The Wall Street Journal.
The Journal’s assessment is based on the Illinois Senator’s announcement that he wants to to nearly double the captial gains tax to 28% and the quote below:
“The tax on capital gains directly affects
investment decisions, the mobility and flow of risk capital . . . the
ease or difficulty experienced by new ventures in obtaining capital,
and thereby the strength and potential for growth in the economy.”
John F. Kennedy, 1963
I don’t venture much into politics at FoG but I gotta tell you, I am not going to vote for anyone that wants to increase the capital gains tax and urge folks in the technology startup community to do the same. Here’s why.
First and foremost having a low capital gains tax encourages risk taking and investment. Conversely, having a higher rate will discourage these activities. Venture capital hurdle rates will increase. Thus investment and the availability of capital to start new ventures will decrease. As someone involved in the world of technology startups, this outcome is not something that I can support. Moreover, this is particularly damaging to the economy because studies indicate that small businesses create anywhere from 50 percent to 80 percent of all new jobs in the United States. The Cato Institute has much evidence to support what I have outlined here.
Beyond that, at the macro level, there is no guarantee that an increase in capital tax rates will actually produce an increase in tax revenues. While they don’t cite the source, The Wall Street Journal claims that for the past 40 years capital gain tax increases have been associated with a decrease in tax revenues.
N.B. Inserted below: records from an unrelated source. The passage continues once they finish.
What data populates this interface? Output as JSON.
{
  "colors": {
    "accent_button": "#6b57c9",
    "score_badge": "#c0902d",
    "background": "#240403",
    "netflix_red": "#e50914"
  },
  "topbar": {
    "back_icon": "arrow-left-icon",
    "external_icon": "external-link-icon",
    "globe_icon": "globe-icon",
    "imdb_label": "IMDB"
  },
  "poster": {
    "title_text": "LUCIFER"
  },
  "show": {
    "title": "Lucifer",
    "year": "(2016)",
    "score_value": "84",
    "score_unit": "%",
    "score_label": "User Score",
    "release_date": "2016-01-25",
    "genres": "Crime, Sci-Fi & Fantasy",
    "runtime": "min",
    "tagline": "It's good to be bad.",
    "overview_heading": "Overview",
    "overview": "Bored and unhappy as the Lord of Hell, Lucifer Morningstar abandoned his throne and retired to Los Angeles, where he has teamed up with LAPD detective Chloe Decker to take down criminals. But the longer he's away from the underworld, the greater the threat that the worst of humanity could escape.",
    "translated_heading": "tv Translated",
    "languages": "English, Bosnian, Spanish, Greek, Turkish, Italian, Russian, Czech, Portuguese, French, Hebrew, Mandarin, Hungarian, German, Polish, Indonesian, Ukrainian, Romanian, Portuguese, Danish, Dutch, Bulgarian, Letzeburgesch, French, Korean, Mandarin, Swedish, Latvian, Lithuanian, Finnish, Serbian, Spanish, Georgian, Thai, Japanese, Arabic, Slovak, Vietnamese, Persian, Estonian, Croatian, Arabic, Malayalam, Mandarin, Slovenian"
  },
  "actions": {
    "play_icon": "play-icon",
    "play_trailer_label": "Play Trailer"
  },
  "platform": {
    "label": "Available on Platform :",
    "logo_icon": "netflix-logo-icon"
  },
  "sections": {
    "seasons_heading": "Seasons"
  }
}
It seems that when capital gains tax increases are put into effect investors rush to unload many of their holdings before the change takes effect. They also have an incentive to hold onto a current investment longer to avoid paying the tax. Like the venture investor, the hurdle rate for individual investors to make a new investment increases. According to Strategas Research, after the 1986 Tax Reform Act increased the capital-gains tax
rate from 20 to 28 percent, capital gain tax revenue remained depressed for nearly a decade thereafter with the higher tax rate in place. What broke the slump? President Clinton’s cut back to 20%.
Getting things a little more personal, the financial markets immediately incorporate the higher tax rate into their models. An increase in the capital gains tax rate will result in lower stock prices. I know this is overly simplistic and some tax wonk is welcome to correct my logic, but given that a 5% capital gain tax cut of 2003 resulted in a 10% increase in stock values one could surmise that a 13% increase in the capital gains tax would result in a 26% decrease in stock values. I don’t know about you, but I don’t want to see that.
And I won’t vote for anyone that wants to double the capital gains tax.